To be used in conjunction with -c, will save the config file you used so that you don’t have to provide the path to it every time. This saved config will trump everything.

–flush-config

Flush any saved JSON configuration and use either a Python or new JSON configuration. Can be used on the same call as -c new_json_config.json.

Example Calls

Basic call to check link status on the OCLC Knowledge Base collection defined in your configuration.

check_proxy -u oclc -t link

Call with a JSON config that we are saving.

check_proxy --config=./config.json -s

Check set OCLC knowledge base collection with an updated config.json

check_proxy --flush-config -c ./config.json -s

Add New Url Sources or types of checks

import the ‘register’ decorator from registration.py.

For a new Url source

Write a function that returns an iterable (i.e. list or tuple) of classes or named tuples with a url and name element. Named tuple can be used like so:

from collections import namedtuple
Record = namedtuple('Record', 'name url')
new_record = Record('this_name', 'http://www.example.com')
new_record.name #will output 'this_name'

Decorate that function with the register decorator that takes what you want the argument to be called in the command line script and ‘places’
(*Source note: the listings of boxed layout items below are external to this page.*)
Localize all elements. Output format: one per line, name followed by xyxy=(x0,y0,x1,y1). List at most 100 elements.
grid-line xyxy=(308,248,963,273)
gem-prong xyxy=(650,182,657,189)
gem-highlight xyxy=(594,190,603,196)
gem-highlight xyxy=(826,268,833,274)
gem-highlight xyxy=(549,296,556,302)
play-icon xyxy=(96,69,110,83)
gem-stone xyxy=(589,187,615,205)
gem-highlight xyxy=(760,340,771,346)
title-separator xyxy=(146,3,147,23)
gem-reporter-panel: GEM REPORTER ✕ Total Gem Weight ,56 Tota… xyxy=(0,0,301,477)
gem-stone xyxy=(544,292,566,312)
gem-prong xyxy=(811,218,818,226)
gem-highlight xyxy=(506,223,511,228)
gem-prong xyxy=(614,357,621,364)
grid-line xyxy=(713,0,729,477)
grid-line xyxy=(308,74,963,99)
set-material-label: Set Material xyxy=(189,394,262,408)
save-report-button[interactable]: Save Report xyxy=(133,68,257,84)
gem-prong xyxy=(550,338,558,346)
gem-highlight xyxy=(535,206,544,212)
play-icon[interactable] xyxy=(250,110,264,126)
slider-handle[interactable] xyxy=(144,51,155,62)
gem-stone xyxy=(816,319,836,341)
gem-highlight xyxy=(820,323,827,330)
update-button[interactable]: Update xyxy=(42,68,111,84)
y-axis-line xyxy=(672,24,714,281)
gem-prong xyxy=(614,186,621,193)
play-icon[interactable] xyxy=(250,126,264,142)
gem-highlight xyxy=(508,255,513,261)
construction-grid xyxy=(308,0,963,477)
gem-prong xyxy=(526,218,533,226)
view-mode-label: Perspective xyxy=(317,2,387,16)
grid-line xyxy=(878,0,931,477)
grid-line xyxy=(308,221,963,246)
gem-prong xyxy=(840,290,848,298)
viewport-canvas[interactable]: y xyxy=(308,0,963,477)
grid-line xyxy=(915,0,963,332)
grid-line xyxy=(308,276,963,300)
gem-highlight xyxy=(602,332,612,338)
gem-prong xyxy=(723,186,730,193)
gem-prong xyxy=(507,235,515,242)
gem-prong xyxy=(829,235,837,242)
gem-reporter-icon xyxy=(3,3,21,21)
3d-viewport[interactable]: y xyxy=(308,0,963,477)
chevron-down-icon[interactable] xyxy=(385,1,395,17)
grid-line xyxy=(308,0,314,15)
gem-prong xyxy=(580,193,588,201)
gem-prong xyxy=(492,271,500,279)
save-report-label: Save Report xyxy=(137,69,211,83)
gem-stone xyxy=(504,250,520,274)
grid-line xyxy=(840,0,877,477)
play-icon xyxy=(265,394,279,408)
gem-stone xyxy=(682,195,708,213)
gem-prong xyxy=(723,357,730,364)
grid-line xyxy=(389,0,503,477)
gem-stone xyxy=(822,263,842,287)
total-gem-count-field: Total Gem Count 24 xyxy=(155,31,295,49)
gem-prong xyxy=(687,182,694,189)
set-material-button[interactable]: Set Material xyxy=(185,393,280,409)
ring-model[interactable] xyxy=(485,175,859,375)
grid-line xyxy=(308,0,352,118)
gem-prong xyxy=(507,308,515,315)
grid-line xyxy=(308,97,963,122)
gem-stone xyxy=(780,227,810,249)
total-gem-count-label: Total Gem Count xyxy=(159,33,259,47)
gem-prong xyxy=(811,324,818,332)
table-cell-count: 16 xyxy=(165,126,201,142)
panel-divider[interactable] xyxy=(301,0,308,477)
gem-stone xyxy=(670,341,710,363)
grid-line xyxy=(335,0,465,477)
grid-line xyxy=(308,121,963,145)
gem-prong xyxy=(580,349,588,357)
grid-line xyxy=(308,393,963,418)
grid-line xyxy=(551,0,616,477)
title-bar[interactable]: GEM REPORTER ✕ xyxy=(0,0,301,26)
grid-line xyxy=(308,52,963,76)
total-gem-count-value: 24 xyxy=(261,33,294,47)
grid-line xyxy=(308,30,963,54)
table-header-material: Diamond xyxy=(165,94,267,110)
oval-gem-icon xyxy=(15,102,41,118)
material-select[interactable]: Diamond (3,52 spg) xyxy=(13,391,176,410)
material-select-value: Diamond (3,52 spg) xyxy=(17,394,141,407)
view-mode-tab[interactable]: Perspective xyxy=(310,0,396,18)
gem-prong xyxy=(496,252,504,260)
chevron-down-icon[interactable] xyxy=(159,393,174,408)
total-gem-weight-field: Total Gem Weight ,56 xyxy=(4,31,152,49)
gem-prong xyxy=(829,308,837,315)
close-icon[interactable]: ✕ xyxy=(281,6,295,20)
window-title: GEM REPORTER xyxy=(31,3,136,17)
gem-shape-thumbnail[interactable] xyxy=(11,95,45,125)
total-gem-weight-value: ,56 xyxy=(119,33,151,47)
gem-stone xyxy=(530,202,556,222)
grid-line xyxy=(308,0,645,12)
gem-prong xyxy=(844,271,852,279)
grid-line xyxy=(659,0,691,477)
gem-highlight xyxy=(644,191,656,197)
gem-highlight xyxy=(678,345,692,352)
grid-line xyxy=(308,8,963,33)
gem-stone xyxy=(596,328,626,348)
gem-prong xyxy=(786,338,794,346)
from registration import register

@register('get_links_here', 'places')
def get_links_here():
    return [list_of_record_named_tuples]

Save that file to the same directory as the rest of the scripts, import it in check proxy, and it should automatically be available in the command line script.

For a new type of check

Do the same thing as for a url source above, except the second argument to the decorator should be ‘checks’ and your function should take a database argument and a config argument, run some kind of check, and return that object if everything is fine and an object with name, url, and a new status attribute if something went wrong.

from registration import register
@register('check_em_good', 'checks')
def check_em_good(db):
    check(db)
    return db

You can also just add the check to the checks.py or places.py files and (optionally) make a pull request to bring your checks into the main repository.